The article detailed the claim for the fort to be viewed as the site where the first shots in anger in both World War I and World War II were fired! This most improbable, double occurrence took place in the same stretch of water in Port Phillip Bay, a location as far removed from the major theatres of global war as could be imagined.

SS Pfalz 1914

The fortifications at Port Phillip Bay were strategically located to guard the narrow heads at the entrance to the harbour of Melbourne. Almost 100 years ago, on 5th August 1914, the outbreak of the Great War was imminent, Germany had declared war on Russia, and a reaction from Britain (as Russia’s ally) was anticipated. The command at Fort Nepean was receiving intelligence on the movements in Melbourne of a German ship, SS Pfalz, which was loading coal on board in Victoria Dock. The captain of the Pfalz was anxious to get his ship out of the harbour before hostilities were declared, and got underway before loading was completed.

Melbourne Herald headline

As the German coal steamer approached the heads, Britain declared war on Germany, automatically dragging Australia into the war. The commander at Fort Nepean was ordered to “stop or sink” what was now identified as an enemy vessel. Signal warnings to stop were flown from the fort but were ignored by the Pfalz, resulting in a single shot from a 6-inch MK VII gun being fired across the bow of the ship. The pilot on board the Pfalz apparently persuaded the captain to turn the steamer round and surrender, thus avoiding any fatalities. The crew were arrested at Portsea and interned for the duration of the war. The Pflaz was found to have 4-inch guns mounted on it, so had it made it’s escape to the open sea, it could well have posed a significant threat to Australian war-time shipping. Instead, it was renamed and used as a Allied troop carrier during the war [http://historic-landmarks.com/fort-nepean-protecting-the-entrance-to-port-phillip/].

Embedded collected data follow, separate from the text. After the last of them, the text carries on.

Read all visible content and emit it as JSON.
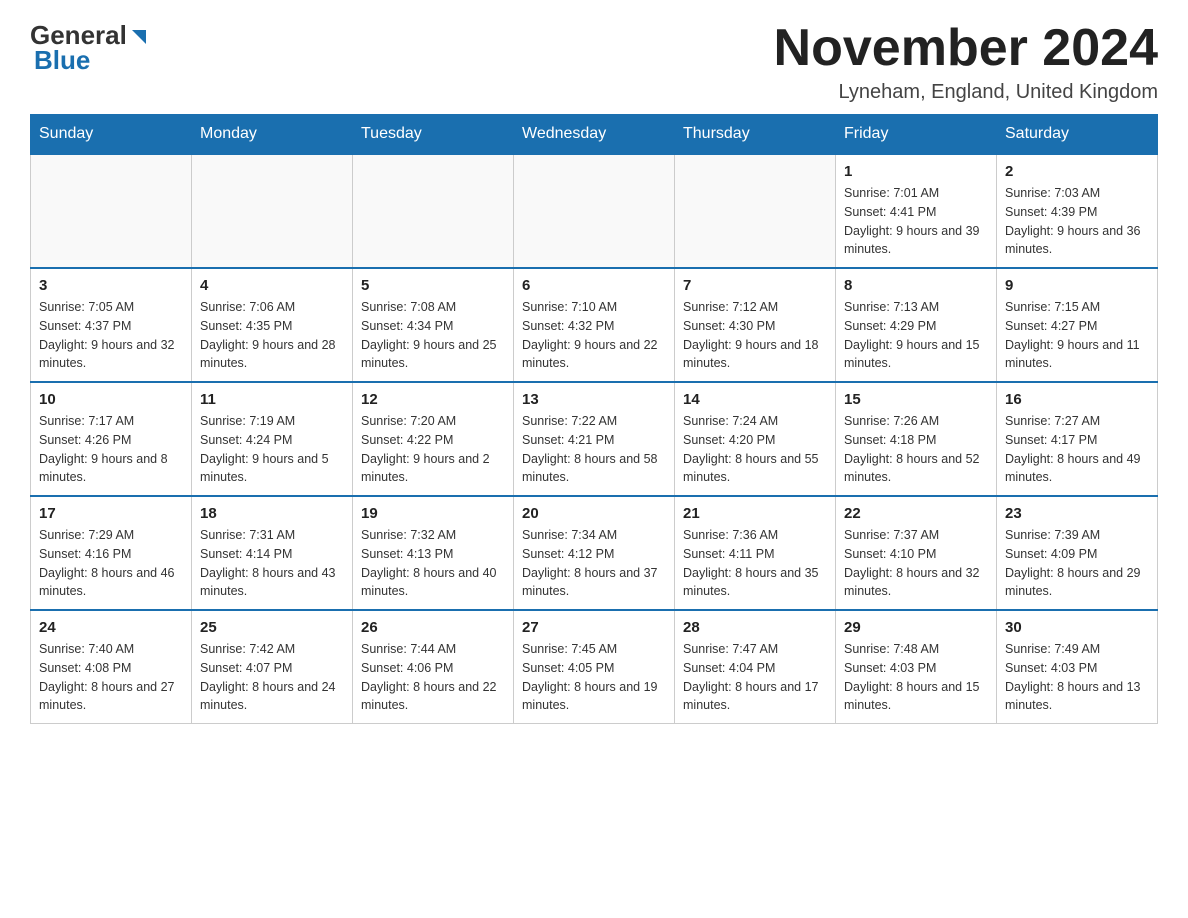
{
  "header": {
    "logo_text_general": "General",
    "logo_text_blue": "Blue",
    "month_title": "November 2024",
    "location": "Lyneham, England, United Kingdom"
  },
  "days_of_week": [
    "Sunday",
    "Monday",
    "Tuesday",
    "Wednesday",
    "Thursday",
    "Friday",
    "Saturday"
  ],
  "weeks": [
    [
      {
        "day": "",
        "sunrise": "",
        "sunset": "",
        "daylight": "",
        "empty": true
      },
      {
        "day": "",
        "sunrise": "",
        "sunset": "",
        "daylight": "",
        "empty": true
      },
      {
        "day": "",
        "sunrise": "",
        "sunset": "",
        "daylight": "",
        "empty": true
      },
      {
        "day": "",
        "sunrise": "",
        "sunset": "",
        "daylight": "",
        "empty": true
      },
      {
        "day": "",
        "sunrise": "",
        "sunset": "",
        "daylight": "",
        "empty": true
      },
      {
        "day": "1",
        "sunrise": "Sunrise: 7:01 AM",
        "sunset": "Sunset: 4:41 PM",
        "daylight": "Daylight: 9 hours and 39 minutes.",
        "empty": false
      },
      {
        "day": "2",
        "sunrise": "Sunrise: 7:03 AM",
        "sunset": "Sunset: 4:39 PM",
        "daylight": "Daylight: 9 hours and 36 minutes.",
        "empty": false
      }
    ],
    [
      {
        "day": "3",
        "sunrise": "Sunrise: 7:05 AM",
        "sunset": "Sunset: 4:37 PM",
        "daylight": "Daylight: 9 hours and 32 minutes.",
        "empty": false
      },
      {
        "day": "4",
        "sunrise": "Sunrise: 7:06 AM",
        "sunset": "Sunset: 4:35 PM",
        "daylight": "Daylight: 9 hours and 28 minutes.",
        "empty": false
      },
      {
        "day": "5",
        "sunrise": "Sunrise: 7:08 AM",
        "sunset": "Sunset: 4:34 PM",
        "daylight": "Daylight: 9 hours and 25 minutes.",
        "empty": false
      },
      {
        "day": "6",
        "sunrise": "Sunrise: 7:10 AM",
        "sunset": "Sunset: 4:32 PM",
        "daylight": "Daylight: 9 hours and 22 minutes.",
        "empty": false
      },
      {
        "day": "7",
        "sunrise": "Sunrise: 7:12 AM",
        "sunset": "Sunset: 4:30 PM",
        "daylight": "Daylight: 9 hours and 18 minutes.",
        "empty": false
      },
      {
        "day": "8",
        "sunrise": "Sunrise: 7:13 AM",
        "sunset": "Sunset: 4:29 PM",
        "daylight": "Daylight: 9 hours and 15 minutes.",
        "empty": false
      },
      {
        "day": "9",
        "sunrise": "Sunrise: 7:15 AM",
        "sunset": "Sunset: 4:27 PM",
        "daylight": "Daylight: 9 hours and 11 minutes.",
        "empty": false
      }
    ],
    [
      {
        "day": "10",
        "sunrise": "Sunrise: 7:17 AM",
        "sunset": "Sunset: 4:26 PM",
        "daylight": "Daylight: 9 hours and 8 minutes.",
        "empty": false
      },
      {
        "day": "11",
        "sunrise": "Sunrise: 7:19 AM",
        "sunset": "Sunset: 4:24 PM",
        "daylight": "Daylight: 9 hours and 5 minutes.",
        "empty": false
      },
      {
        "day": "12",
        "sunrise": "Sunrise: 7:20 AM",
        "sunset": "Sunset: 4:22 PM",
        "daylight": "Daylight: 9 hours and 2 minutes.",
        "empty": false
      },
      {
        "day": "13",
        "sunrise": "Sunrise: 7:22 AM",
        "sunset": "Sunset: 4:21 PM",
        "daylight": "Daylight: 8 hours and 58 minutes.",
        "empty": false
      },
      {
        "day": "14",
        "sunrise": "Sunrise: 7:24 AM",
        "sunset": "Sunset: 4:20 PM",
        "daylight": "Daylight: 8 hours and 55 minutes.",
        "empty": false
      },
      {
        "day": "15",
        "sunrise": "Sunrise: 7:26 AM",
        "sunset": "Sunset: 4:18 PM",
        "daylight": "Daylight: 8 hours and 52 minutes.",
        "empty": false
      },
      {
        "day": "16",
        "sunrise": "Sunrise: 7:27 AM",
        "sunset": "Sunset: 4:17 PM",
        "daylight": "Daylight: 8 hours and 49 minutes.",
        "empty": false
      }
    ],
    [
      {
        "day": "17",
        "sunrise": "Sunrise: 7:29 AM",
        "sunset": "Sunset: 4:16 PM",
        "daylight": "Daylight: 8 hours and 46 minutes.",
        "empty": false
      },
      {
        "day": "18",
        "sunrise": "Sunrise: 7:31 AM",
        "sunset": "Sunset: 4:14 PM",
        "daylight": "Daylight: 8 hours and 43 minutes.",
        "empty": false
      },
      {
        "day": "19",
        "sunrise": "Sunrise: 7:32 AM",
        "sunset": "Sunset: 4:13 PM",
        "daylight": "Daylight: 8 hours and 40 minutes.",
        "empty": false
      },
      {
        "day": "20",
        "sunrise": "Sunrise: 7:34 AM",
        "sunset": "Sunset: 4:12 PM",
        "daylight": "Daylight: 8 hours and 37 minutes.",
        "empty": false
      },
      {
        "day": "21",
        "sunrise": "Sunrise: 7:36 AM",
        "sunset": "Sunset: 4:11 PM",
        "daylight": "Daylight: 8 hours and 35 minutes.",
        "empty": false
      },
      {
        "day": "22",
        "sunrise": "Sunrise: 7:37 AM",
        "sunset": "Sunset: 4:10 PM",
        "daylight": "Daylight: 8 hours and 32 minutes.",
        "empty": false
      },
      {
        "day": "23",
        "sunrise": "Sunrise: 7:39 AM",
        "sunset": "Sunset: 4:09 PM",
        "daylight": "Daylight: 8 hours and 29 minutes.",
        "empty": false
      }
    ],
    [
      {
        "day": "24",
        "sunrise": "Sunrise: 7:40 AM",
        "sunset": "Sunset: 4:08 PM",
        "daylight": "Daylight: 8 hours and 27 minutes.",
        "empty": false
      },
      {
        "day": "25",
        "sunrise": "Sunrise: 7:42 AM",
        "sunset": "Sunset: 4:07 PM",
        "daylight": "Daylight: 8 hours and 24 minutes.",
        "empty": false
      },
      {
        "day": "26",
        "sunrise": "Sunrise: 7:44 AM",
        "sunset": "Sunset: 4:06 PM",
        "daylight": "Daylight: 8 hours and 22 minutes.",
        "empty": false
      },
      {
        "day": "27",
        "sunrise": "Sunrise: 7:45 AM",
        "sunset": "Sunset: 4:05 PM",
        "daylight": "Daylight: 8 hours and 19 minutes.",
        "empty": false
      },
      {
        "day": "28",
        "sunrise": "Sunrise: 7:47 AM",
        "sunset": "Sunset: 4:04 PM",
        "daylight": "Daylight: 8 hours and 17 minutes.",
        "empty": false
      },
      {
        "day": "29",
        "sunrise": "Sunrise: 7:48 AM",
        "sunset": "Sunset: 4:03 PM",
        "daylight": "Daylight: 8 hours and 15 minutes.",
        "empty": false
      },
      {
        "day": "30",
        "sunrise": "Sunrise: 7:49 AM",
        "sunset": "Sunset: 4:03 PM",
        "daylight": "Daylight: 8 hours and 13 minutes.",
        "empty": false
      }
    ]
  ]
}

25 year later, Fort Nepean, remarkably, was the scene of a parallel incident at the onset of the Second World War. When Britain declared war on Germany by Britain on 3rd September 1939, Australian PM Menzies followed suit immediately, and Fort Nepean was ordered to monitor all maritime traffic entering the heads. The next day the fort command at Point Nepean challenged an incoming vessel to identify itself. The freighter, a Bass Strait trader called the SS Woniora did not comply with the gun battery’s orders, and a single warning shot from another 6-inch gun was fired across the bow of the Woniora. The shaken crew of the freighter quickly identified itself and was allowed to proceed on its course to Melbourne. Like 1914, this was the first Australian shot fired in anger in the world war, in this case though, this was the first shot fired in confusion as well![‘Fort Nepean’, http://weekendnotes.com/]

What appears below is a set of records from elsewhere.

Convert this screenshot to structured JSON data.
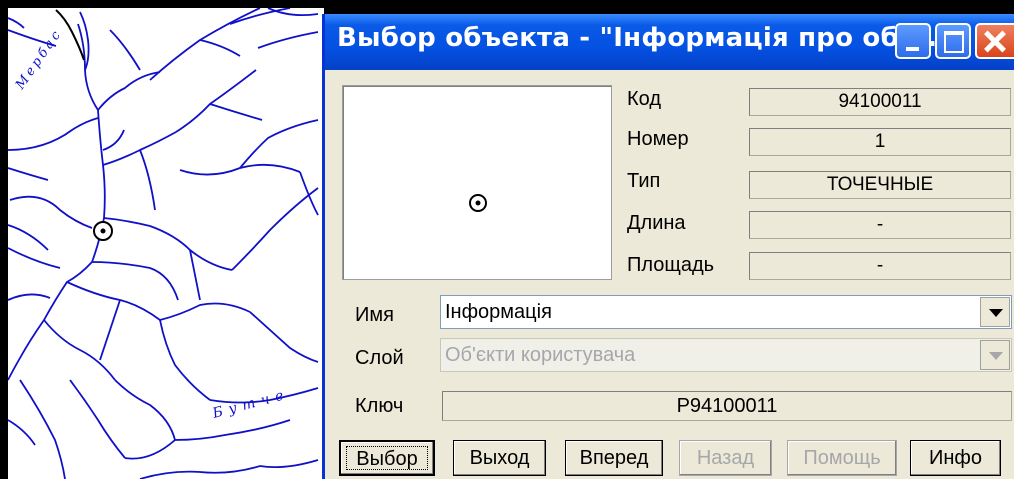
{
  "window": {
    "title": "Выбор объекта - \"Інформація про об'...",
    "controls": [
      "minimize",
      "maximize",
      "close"
    ]
  },
  "map": {
    "labels": [
      "Мербас",
      "Бутче"
    ]
  },
  "info": {
    "code_label": "Код",
    "code_value": "94100011",
    "number_label": "Номер",
    "number_value": "1",
    "type_label": "Тип",
    "type_value": "ТОЧЕЧНЫЕ",
    "length_label": "Длина",
    "length_value": "-",
    "area_label": "Площадь",
    "area_value": "-"
  },
  "form": {
    "name_label": "Имя",
    "name_value": "Інформація",
    "layer_label": "Слой",
    "layer_value": "Об'єкти користувача",
    "key_label": "Ключ",
    "key_value": "P94100011"
  },
  "buttons": {
    "select": "Выбор",
    "exit": "Выход",
    "forward": "Вперед",
    "back": "Назад",
    "help": "Помощь",
    "info": "Инфо"
  },
  "colors": {
    "river": "#1010C8",
    "titlebar": "#0551E1",
    "dialog_bg": "#ECE9D8"
  },
  "icons": {
    "point_symbol": "circle-dot-icon"
  }
}
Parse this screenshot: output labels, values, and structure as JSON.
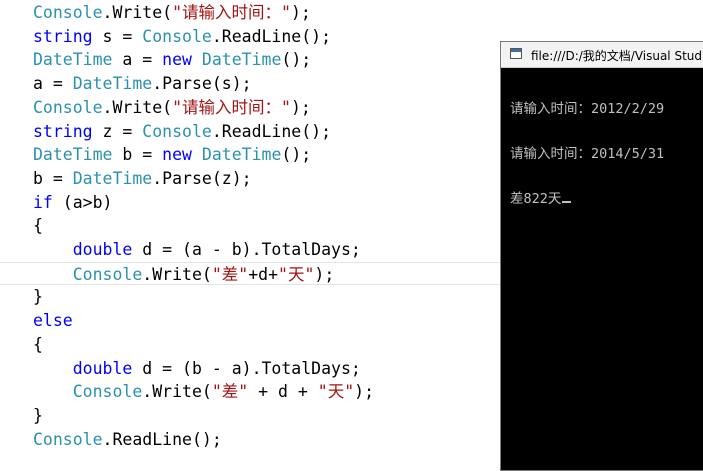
{
  "editor": {
    "line1": {
      "a": "Console",
      "b": ".Write(",
      "c": "\"请输入时间：\"",
      "d": ");"
    },
    "line2": {
      "a": "string",
      "b": " s = ",
      "c": "Console",
      "d": ".ReadLine();"
    },
    "line3": {
      "a": "DateTime",
      "b": " a = ",
      "c": "new",
      "d": " ",
      "e": "DateTime",
      "f": "();"
    },
    "line4": {
      "a": "a = ",
      "b": "DateTime",
      "c": ".Parse(s);"
    },
    "line5": {
      "a": "Console",
      "b": ".Write(",
      "c": "\"请输入时间：\"",
      "d": ");"
    },
    "line6": {
      "a": "string",
      "b": " z = ",
      "c": "Console",
      "d": ".ReadLine();"
    },
    "line7": {
      "a": "DateTime",
      "b": " b = ",
      "c": "new",
      "d": " ",
      "e": "DateTime",
      "f": "();"
    },
    "line8": {
      "a": "b = ",
      "b": "DateTime",
      "c": ".Parse(z);"
    },
    "line9": {
      "a": "if",
      "b": " (a>b)"
    },
    "line10": {
      "a": "{"
    },
    "line11": {
      "a": "    ",
      "b": "double",
      "c": " d = (a - b).TotalDays;"
    },
    "line12": {
      "a": "    ",
      "b": "Console",
      "c": ".Write(",
      "d": "\"差\"",
      "e": "+d+",
      "f": "\"天\"",
      "g": ");"
    },
    "line13": {
      "a": "}"
    },
    "line14": {
      "a": "else"
    },
    "line15": {
      "a": "{"
    },
    "line16": {
      "a": "    ",
      "b": "double",
      "c": " d = (b - a).TotalDays;"
    },
    "line17": {
      "a": "    ",
      "b": "Console",
      "c": ".Write(",
      "d": "\"差\"",
      "e": " + d + ",
      "f": "\"天\"",
      "g": ");"
    },
    "line18": {
      "a": "}"
    },
    "line19": {
      "a": "Console",
      "b": ".ReadLine();"
    }
  },
  "console": {
    "title": "file:///D:/我的文档/Visual Stud",
    "lines": [
      "请输入时间：2012/2/29",
      "请输入时间：2014/5/31",
      "差822天"
    ]
  },
  "colors": {
    "keyword": "#0000ff",
    "type": "#2b91af",
    "string": "#a31515"
  }
}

Today, the long disbanded fort is now part of Point Nepean National Park, a nature conservancy where visitors can explore the remaining gun emplacements including the two gun barrels (A1 and B1) which fired the first shots of war (originally sold for scrap after WWII but later restored)

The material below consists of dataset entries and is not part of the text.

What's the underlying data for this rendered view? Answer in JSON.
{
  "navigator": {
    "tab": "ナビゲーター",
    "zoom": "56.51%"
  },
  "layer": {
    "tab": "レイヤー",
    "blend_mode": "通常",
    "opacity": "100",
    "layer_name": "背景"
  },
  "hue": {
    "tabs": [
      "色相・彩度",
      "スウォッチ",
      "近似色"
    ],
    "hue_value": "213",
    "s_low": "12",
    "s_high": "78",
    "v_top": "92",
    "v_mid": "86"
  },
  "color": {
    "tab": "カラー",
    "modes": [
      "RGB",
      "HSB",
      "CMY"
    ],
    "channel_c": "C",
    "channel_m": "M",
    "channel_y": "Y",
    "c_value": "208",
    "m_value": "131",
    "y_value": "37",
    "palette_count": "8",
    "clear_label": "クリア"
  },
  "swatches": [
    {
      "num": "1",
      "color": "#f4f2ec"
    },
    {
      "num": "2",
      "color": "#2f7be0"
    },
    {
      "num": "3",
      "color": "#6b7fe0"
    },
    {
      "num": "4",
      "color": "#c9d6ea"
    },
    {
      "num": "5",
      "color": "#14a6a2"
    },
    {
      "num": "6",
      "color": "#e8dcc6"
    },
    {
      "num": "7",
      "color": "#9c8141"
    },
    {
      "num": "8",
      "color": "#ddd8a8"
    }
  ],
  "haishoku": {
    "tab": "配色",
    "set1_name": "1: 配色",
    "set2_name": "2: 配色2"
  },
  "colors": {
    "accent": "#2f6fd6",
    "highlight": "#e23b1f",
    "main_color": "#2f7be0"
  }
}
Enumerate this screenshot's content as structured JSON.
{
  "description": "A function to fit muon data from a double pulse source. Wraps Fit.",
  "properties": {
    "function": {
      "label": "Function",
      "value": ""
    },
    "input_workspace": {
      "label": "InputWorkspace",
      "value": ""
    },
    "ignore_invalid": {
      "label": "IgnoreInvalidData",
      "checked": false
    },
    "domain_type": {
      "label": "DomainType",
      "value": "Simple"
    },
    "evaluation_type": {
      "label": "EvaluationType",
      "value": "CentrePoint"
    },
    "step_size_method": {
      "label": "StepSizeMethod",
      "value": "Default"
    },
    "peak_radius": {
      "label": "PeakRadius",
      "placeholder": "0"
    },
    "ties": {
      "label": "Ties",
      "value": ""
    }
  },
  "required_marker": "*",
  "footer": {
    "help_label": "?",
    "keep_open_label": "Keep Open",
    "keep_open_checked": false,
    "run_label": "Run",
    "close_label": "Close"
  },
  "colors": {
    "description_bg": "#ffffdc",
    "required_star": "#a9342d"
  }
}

PostScript: Definitive bragging rights?
The shots from A1 and B1 on those two occasions were the only ones ever seriously launched from Fort Nepean in its history! Were these the first shots fired in anger by anyone in the two world wars? Probably this can’t be said in any absolute definitive sense, there is too much that can’t be certain about the exact start of hostilities in both conflicts. ‘Firsts’ are not always a straight forward phenomenon to try to pin down in historical fact. The established wisdom had accepted without serious disputation for 100 years that the Wright Brothers were the first persons to successfully make a manned, heavier-than-air flight, and then along came the counter-claims for Gustave Whitehead and Santos-Dumont et al, and the comfortable ‘certainty’ of this ‘first’ was suddenly up for serious reconsideration and hotly-contested debate. With much more confidence, we can say that the actions of the Fort Nepean gun battery on those two occasions represent the first Australian shots in anger in the two world wars, and almost certainly the first also by the Allied forces.